De même, d'autres groupements d'Etats ont été élaborés pour faciliter la tâche du déposant. Ce dernier peut par exemple faire usage du "Brevet eurasien" afin de se protéger dans les pays de cette région du monde au travers d'une procédure unique.
Par conséquent, des solutions pragmatiques vont être développées durant la seconde moitié du XXe siècle pour que le brevet d'invention conserve son attrait d'origine et continue donc de remplir efficacement l'objectif établi dès l'origine.
La fin du XXe siècle et le début du XXIe siècle vont être marqués par, d'une part, la prépondérance de technologies de pointe comme l'informatique et l'électronique, et d'autre part, l'émergence de nouvelles technologies comme les sciences de la vie par exemple. Là encore, des aménagements juridiques et jurisprudentiels vont être développés afin de s'adapter à ces nouvelles problématiques. C'est ainsi que certaines innovations ne pouvant pas bénéficier de la protection par brevet, jusqu'alors, comme les programmes d'ordinateur notamment, vont pouvoir, dans une certaine mesure, faire l'objet de brevets d'invention dûment délivrés et conférant de réels monopoles à leurs détenteurs.
Très récemment, les Etats-Unis d'Amérique ont profondément réformé leur système juridique régissant la protection par brevets, de manière à l'harmoniser pleinement avec les autres systèmes juridiques couramment utilisés par les déposants.
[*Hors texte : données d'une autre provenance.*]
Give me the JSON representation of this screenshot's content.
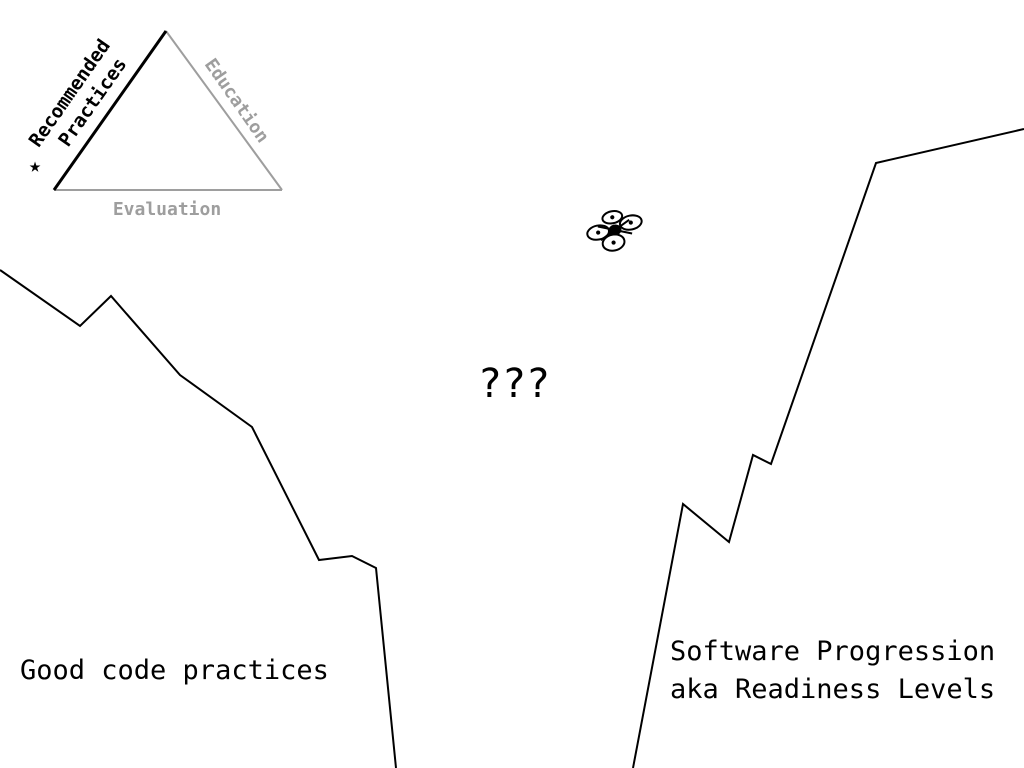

Jusqu'ici, des différences fondamentales pouvaient encore subsister entre ces différents régimes, rendant la question de la protection par brevets aux USA relativement complexe à appréhender pour des déposants non-américains.
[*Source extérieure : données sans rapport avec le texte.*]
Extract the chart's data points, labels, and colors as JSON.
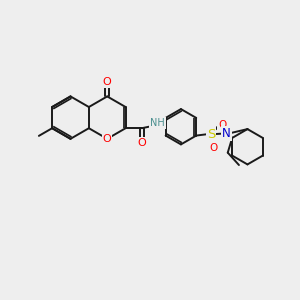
{
  "bg_color": "#eeeeee",
  "bond_color": "#1a1a1a",
  "bond_width": 1.4,
  "atom_colors": {
    "O": "#ff0000",
    "N": "#0000cd",
    "S": "#cccc00",
    "H": "#4a8f8f",
    "C": "#1a1a1a"
  },
  "font_size": 7.5,
  "fig_size": [
    3.0,
    3.0
  ],
  "dpi": 100
}
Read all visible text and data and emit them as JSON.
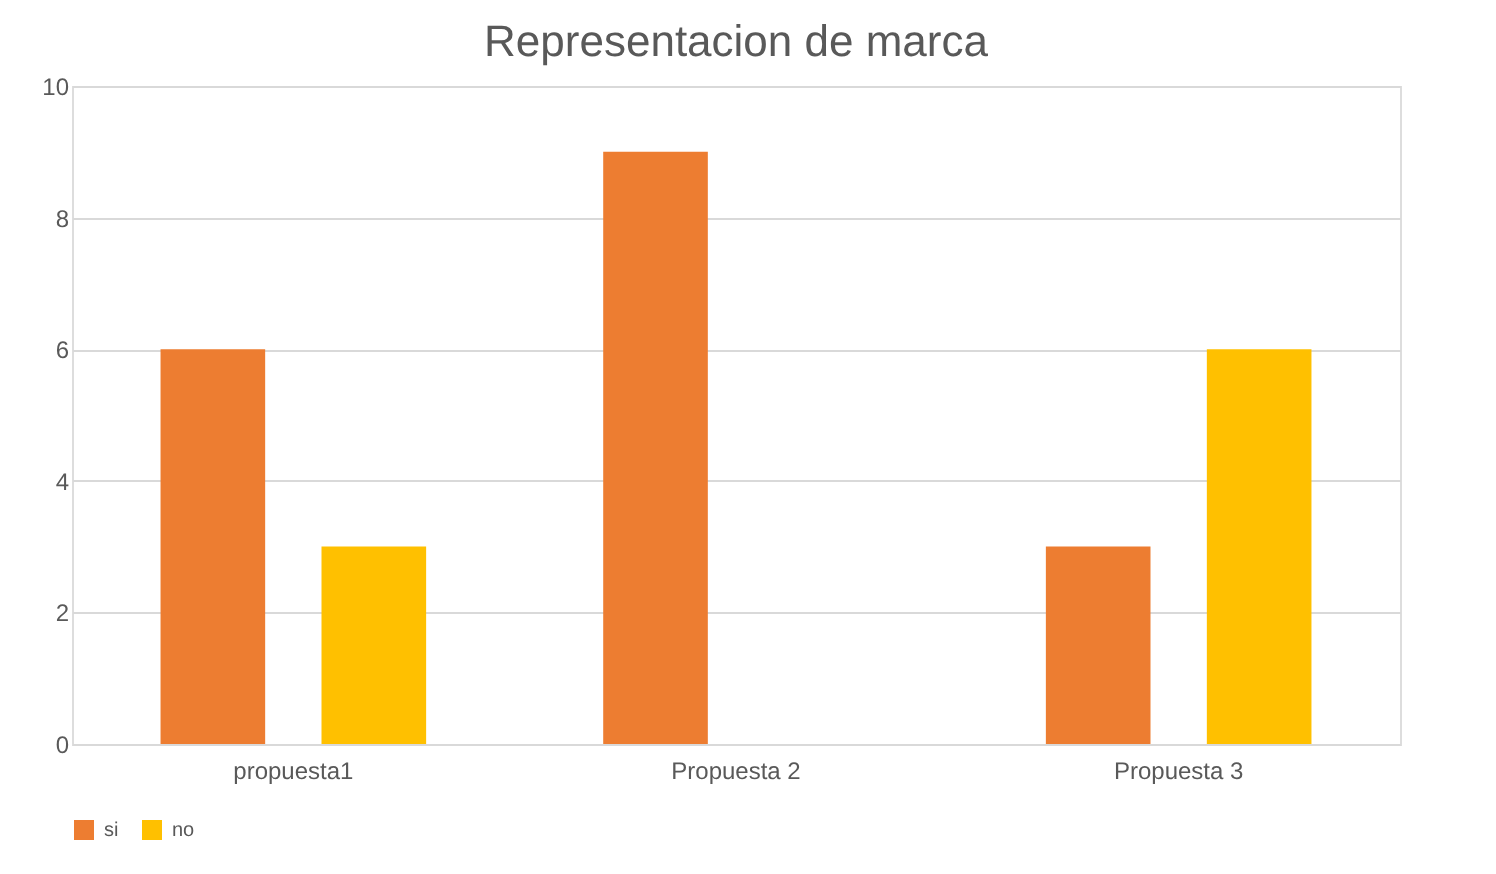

Le principe global de la protection des innovations technologiques par brevet a été définitivement entériné ces dernières années par le fait que les entreprises de pays émergents comme la Chine et l'Inde, après avoir longtemps agi en marge des systèmes de protection par brevets, ont commencé à s'y conformer au fur et à mesure qu'elles développaient des technologies de pointe.
Au final, force est de constater que la protection par brevet d'invention demeure encore aujourd'hui le meilleur moyen dans toutes les régions du monde pour préserver ses intérêts et développer de nouveaux marchés.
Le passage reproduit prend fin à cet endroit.